Quinoa Apple Salad
- 1 1/2 cups vegetable broth
- 3/4 cup tricolor quinoa, (rinsed)
- 1/2 cup dried cranberries
- 1 gala apple, (diced into 1/4 inch cubes)
- 1/4 cup celery, (diced into 1/4 inch cubes)
- 1/4 cup fresh parsley, (chopped)
- 1/4 cup candied walnuts
- 3 tablespoons extra virgin olive oil
- 1 teaspoon maple syrup
- 1 tablespoon dijon mustard
- 1 tablespoon apple cider vinegar
- 1 garlic clove, (minced)
- 1/4 teaspoon ground allspice
- 1/4 teaspoon kosher salt
- 1/4 teaspoon black pepper
- Bring the vegetable broth and rinsed quinoa to a boil in a medium-sized saucepan. Add the cranberries, cover, and remove from heat. Let stand for 15 minutes, then fluff with a fork. Transfer to a large salad bowl.

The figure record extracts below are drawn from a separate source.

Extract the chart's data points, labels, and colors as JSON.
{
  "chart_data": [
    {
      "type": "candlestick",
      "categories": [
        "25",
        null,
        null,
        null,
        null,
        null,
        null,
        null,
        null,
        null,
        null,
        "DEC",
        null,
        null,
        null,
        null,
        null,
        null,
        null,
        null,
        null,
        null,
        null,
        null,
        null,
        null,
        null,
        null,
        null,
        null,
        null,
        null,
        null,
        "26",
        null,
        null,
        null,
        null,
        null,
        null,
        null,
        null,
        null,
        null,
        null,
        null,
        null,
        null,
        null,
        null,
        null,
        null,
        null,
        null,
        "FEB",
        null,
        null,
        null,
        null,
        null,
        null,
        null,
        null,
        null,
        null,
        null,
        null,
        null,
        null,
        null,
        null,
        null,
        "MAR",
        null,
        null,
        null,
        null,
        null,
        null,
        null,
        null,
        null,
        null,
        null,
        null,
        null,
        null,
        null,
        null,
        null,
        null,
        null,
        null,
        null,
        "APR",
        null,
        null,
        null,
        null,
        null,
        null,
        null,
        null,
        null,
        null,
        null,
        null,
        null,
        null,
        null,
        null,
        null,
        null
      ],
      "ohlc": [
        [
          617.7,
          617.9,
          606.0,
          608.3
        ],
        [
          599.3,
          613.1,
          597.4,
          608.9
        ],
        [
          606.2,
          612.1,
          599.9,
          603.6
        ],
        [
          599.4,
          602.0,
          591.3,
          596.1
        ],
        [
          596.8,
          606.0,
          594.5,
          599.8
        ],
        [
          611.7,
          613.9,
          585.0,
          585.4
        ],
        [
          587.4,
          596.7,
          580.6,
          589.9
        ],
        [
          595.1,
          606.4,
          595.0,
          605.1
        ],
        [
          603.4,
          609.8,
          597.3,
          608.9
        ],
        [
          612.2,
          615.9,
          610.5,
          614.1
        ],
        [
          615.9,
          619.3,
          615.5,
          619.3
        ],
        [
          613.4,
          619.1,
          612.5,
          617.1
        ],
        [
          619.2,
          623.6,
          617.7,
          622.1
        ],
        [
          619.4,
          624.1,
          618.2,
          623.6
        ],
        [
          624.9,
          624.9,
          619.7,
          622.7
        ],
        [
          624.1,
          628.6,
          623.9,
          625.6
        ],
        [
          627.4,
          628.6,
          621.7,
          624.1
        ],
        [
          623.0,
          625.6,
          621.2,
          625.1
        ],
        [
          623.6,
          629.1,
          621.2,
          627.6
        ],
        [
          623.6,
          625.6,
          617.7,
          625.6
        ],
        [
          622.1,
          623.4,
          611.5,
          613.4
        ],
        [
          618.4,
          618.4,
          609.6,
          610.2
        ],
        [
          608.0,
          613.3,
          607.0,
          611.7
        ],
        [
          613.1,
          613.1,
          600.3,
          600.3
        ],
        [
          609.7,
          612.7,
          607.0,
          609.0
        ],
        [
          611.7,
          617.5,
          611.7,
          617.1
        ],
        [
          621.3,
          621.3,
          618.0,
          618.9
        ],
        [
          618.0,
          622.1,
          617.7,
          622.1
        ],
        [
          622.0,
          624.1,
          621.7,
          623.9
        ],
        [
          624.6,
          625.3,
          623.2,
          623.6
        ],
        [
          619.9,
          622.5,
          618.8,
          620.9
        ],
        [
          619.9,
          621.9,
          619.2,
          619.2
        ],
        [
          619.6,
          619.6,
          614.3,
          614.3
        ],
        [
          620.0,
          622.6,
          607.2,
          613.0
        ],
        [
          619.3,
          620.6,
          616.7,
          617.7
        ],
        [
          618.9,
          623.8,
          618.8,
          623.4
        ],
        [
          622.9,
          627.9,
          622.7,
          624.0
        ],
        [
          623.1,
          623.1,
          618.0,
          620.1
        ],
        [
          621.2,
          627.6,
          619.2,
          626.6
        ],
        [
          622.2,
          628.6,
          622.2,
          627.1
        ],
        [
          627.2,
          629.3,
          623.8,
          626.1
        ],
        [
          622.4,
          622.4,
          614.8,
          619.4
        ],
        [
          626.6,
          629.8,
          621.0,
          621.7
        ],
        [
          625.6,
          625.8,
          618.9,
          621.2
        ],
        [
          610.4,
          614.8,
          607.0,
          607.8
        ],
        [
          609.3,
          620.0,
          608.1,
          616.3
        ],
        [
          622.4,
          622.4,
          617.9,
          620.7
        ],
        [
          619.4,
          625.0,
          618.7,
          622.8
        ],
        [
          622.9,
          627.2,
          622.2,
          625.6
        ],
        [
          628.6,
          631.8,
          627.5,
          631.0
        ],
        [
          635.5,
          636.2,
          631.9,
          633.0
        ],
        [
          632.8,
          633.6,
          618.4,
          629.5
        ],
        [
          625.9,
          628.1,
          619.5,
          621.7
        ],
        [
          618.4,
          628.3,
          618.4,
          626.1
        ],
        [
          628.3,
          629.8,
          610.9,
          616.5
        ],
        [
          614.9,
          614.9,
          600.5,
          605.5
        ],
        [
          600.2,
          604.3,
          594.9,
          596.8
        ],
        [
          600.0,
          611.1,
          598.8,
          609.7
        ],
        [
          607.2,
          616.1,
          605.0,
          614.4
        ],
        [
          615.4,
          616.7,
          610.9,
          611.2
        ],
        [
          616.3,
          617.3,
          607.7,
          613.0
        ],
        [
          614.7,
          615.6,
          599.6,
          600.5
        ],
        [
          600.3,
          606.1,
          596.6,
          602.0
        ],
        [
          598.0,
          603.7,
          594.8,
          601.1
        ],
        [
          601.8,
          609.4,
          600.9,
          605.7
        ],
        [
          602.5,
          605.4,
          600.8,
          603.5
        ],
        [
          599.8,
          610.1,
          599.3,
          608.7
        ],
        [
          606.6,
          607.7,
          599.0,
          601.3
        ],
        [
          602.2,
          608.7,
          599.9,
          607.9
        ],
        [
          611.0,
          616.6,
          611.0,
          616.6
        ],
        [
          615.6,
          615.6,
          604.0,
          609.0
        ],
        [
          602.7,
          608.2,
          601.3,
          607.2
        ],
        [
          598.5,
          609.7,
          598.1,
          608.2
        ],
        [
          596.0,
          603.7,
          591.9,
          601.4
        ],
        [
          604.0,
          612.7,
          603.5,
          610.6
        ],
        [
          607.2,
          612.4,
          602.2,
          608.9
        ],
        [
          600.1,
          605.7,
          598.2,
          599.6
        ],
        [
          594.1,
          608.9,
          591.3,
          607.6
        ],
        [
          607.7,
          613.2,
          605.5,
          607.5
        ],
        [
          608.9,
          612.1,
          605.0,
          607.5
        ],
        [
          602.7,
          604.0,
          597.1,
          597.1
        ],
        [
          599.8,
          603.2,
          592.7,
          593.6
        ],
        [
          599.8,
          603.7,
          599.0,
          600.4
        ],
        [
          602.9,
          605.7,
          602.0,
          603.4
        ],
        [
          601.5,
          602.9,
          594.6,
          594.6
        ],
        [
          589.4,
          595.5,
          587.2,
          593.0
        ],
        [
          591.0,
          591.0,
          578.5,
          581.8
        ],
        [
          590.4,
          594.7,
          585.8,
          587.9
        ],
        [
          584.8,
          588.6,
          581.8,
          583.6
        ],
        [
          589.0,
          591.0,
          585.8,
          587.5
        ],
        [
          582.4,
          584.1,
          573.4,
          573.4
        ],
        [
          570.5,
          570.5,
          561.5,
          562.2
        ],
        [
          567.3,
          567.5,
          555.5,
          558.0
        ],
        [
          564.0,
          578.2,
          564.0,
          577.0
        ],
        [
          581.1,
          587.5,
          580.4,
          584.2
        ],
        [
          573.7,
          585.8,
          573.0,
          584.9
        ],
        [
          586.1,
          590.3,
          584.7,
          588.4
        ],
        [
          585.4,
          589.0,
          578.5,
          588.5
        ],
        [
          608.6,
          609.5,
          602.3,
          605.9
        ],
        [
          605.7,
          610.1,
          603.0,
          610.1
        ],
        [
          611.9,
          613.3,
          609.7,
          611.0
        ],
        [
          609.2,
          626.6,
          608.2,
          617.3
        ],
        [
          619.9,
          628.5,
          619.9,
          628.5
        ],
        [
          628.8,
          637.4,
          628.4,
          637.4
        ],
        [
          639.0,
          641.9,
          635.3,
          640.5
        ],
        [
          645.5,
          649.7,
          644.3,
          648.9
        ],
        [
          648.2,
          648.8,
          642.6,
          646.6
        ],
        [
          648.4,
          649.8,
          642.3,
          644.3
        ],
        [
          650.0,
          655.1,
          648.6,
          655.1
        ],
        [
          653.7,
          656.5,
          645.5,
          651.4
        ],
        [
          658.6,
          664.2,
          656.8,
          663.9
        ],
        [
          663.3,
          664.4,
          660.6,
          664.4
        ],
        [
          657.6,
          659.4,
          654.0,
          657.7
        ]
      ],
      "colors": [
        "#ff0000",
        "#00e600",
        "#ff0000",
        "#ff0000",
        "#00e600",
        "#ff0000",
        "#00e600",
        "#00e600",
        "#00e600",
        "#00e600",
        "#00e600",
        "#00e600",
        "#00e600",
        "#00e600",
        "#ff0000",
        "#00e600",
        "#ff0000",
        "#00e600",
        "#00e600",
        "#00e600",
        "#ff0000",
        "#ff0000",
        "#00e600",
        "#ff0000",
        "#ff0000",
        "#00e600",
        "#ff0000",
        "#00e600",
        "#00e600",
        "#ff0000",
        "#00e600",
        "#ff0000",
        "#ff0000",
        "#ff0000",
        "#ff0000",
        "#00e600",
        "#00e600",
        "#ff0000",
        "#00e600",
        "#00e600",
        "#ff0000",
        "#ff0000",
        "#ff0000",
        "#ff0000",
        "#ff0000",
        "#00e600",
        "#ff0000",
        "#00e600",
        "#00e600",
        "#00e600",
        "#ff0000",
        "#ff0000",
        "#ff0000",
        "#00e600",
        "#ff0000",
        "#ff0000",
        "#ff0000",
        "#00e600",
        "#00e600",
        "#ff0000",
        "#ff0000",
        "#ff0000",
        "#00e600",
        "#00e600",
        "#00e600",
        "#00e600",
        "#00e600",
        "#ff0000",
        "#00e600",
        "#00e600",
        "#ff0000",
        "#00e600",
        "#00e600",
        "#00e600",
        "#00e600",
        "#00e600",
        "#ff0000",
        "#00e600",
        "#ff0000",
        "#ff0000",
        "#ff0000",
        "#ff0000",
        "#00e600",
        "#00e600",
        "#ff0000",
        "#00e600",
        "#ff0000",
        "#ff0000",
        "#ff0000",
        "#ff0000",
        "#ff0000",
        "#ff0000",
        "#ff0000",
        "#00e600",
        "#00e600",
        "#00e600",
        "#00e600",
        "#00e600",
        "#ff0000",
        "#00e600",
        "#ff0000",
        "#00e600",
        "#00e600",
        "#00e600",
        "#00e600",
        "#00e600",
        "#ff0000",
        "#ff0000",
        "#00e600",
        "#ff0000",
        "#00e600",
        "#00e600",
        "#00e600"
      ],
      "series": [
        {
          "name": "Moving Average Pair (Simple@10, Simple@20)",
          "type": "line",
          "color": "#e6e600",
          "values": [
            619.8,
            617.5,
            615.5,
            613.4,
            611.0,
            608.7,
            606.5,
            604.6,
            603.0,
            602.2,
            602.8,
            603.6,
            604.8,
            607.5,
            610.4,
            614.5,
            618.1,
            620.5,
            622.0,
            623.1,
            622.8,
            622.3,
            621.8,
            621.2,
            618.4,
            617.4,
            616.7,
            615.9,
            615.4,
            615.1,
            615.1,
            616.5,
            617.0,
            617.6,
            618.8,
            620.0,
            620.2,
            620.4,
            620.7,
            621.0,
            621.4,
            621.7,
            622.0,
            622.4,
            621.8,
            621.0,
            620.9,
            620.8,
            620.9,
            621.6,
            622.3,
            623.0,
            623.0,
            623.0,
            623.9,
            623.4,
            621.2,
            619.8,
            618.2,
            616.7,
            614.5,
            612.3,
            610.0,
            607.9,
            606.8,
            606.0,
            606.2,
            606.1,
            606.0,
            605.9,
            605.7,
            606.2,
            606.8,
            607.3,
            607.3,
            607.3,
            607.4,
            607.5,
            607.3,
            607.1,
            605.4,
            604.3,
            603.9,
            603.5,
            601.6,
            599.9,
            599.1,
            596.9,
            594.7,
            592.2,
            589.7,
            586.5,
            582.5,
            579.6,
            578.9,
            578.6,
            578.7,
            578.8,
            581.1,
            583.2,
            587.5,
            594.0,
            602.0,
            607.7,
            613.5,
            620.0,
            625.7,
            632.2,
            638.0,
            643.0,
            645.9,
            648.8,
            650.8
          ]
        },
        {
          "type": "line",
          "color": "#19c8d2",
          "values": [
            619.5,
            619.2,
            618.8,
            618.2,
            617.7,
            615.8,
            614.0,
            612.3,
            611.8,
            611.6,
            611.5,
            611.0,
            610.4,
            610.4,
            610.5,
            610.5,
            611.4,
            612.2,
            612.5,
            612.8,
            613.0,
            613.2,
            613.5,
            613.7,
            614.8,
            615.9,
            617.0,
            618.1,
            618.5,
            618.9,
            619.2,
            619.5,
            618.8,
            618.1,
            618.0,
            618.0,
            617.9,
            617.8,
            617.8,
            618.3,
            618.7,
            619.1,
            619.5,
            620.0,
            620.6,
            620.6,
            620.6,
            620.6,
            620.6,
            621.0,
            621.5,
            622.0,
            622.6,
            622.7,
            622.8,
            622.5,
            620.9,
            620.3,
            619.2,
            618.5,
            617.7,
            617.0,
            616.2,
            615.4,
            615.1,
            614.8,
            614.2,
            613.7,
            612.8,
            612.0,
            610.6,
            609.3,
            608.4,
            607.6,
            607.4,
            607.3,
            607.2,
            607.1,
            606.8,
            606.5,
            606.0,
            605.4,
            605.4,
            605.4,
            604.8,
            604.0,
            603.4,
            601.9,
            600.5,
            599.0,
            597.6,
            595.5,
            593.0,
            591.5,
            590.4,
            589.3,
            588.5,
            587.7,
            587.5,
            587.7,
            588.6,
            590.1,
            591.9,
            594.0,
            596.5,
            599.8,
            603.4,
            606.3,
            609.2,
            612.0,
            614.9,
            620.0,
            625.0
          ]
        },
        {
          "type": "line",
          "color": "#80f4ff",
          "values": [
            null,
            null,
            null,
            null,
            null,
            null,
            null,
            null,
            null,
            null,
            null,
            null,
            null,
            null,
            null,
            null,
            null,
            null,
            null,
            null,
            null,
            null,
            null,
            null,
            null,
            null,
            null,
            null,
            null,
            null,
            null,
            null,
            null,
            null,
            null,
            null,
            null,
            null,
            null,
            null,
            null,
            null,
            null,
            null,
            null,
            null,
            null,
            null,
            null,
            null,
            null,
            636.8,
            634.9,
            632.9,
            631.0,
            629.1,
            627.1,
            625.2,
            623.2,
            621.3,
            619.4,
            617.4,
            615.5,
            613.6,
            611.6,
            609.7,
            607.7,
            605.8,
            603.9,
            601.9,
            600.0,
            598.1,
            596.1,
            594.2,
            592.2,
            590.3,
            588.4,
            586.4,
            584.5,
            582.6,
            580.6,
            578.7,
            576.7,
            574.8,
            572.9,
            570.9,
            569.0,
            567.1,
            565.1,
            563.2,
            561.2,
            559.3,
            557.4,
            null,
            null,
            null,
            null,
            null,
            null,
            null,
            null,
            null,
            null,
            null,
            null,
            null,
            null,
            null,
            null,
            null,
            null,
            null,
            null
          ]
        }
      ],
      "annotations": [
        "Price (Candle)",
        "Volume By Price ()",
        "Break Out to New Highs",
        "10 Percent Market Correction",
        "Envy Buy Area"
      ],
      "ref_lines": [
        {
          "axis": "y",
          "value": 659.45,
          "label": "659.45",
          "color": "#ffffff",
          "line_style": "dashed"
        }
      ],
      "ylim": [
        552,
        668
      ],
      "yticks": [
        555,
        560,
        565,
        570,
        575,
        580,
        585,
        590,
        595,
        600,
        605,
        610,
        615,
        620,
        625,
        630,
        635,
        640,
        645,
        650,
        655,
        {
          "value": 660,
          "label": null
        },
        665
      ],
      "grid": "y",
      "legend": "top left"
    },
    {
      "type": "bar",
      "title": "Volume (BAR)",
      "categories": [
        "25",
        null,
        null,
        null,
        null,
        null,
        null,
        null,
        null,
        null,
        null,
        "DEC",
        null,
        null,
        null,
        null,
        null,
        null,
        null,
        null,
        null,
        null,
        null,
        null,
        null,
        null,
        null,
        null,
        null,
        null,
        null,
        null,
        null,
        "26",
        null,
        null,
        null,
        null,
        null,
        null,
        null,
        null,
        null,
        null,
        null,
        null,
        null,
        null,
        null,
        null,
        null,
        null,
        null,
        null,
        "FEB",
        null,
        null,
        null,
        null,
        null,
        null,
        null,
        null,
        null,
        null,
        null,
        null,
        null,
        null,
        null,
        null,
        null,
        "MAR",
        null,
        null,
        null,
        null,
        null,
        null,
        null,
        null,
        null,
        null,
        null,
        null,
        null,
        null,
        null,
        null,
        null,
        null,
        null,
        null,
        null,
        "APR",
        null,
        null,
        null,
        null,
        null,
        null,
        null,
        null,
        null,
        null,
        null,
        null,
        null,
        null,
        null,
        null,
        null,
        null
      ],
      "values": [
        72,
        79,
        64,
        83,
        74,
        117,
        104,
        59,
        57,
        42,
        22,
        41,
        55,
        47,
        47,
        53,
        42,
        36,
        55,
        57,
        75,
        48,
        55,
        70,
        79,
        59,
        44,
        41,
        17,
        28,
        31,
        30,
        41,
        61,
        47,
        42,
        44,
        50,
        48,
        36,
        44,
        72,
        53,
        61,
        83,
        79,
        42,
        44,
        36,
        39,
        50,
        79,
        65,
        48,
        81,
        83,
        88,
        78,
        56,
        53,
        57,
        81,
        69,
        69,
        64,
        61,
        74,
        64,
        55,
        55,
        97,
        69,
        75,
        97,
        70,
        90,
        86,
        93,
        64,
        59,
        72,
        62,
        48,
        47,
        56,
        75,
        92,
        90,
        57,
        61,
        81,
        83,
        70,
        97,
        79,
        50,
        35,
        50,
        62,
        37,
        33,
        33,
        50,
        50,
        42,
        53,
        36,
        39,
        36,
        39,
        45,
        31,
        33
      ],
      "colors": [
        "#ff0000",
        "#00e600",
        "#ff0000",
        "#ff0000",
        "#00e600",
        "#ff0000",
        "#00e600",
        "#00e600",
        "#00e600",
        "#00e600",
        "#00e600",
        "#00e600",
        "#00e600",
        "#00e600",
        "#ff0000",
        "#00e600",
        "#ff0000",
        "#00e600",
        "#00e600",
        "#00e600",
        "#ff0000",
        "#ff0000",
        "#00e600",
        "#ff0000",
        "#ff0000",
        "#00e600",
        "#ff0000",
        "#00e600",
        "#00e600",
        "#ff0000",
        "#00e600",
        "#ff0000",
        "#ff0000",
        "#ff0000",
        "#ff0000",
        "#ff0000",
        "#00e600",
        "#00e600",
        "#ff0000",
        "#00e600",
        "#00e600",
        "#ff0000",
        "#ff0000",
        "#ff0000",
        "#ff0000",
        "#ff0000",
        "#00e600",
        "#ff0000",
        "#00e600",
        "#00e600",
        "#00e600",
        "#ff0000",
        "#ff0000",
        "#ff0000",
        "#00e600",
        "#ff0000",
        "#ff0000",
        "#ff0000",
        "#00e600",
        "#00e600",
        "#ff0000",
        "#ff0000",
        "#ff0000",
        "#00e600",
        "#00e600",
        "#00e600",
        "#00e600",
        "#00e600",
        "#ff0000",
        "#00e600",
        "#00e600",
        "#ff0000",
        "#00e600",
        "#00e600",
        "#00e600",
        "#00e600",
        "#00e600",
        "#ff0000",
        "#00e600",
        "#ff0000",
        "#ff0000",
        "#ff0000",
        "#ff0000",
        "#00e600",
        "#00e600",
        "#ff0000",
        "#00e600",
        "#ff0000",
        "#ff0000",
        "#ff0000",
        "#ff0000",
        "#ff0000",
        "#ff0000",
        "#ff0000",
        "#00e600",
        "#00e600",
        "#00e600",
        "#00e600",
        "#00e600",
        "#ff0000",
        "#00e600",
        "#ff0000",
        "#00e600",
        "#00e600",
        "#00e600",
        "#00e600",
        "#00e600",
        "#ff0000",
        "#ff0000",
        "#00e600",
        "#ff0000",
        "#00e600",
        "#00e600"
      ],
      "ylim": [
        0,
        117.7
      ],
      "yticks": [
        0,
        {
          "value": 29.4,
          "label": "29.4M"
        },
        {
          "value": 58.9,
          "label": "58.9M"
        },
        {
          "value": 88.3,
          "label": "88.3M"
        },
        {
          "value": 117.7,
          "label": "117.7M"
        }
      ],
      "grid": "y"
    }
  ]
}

- While the quinoa is cooking, whisk together the olive oil, maple syrup, dijon mustard, apple cider vinegar, minced garlic, ground allspice, salt, and pepper.
- In the bowl with the quinoa, mix in the maple dijon vinaigrette. Then mix in the diced apple, celery, parsley, and candied walnuts. Serve hot, room temperature, or cold. I love to serve it with Air Fryer Tofu or Air Fryer Chicken!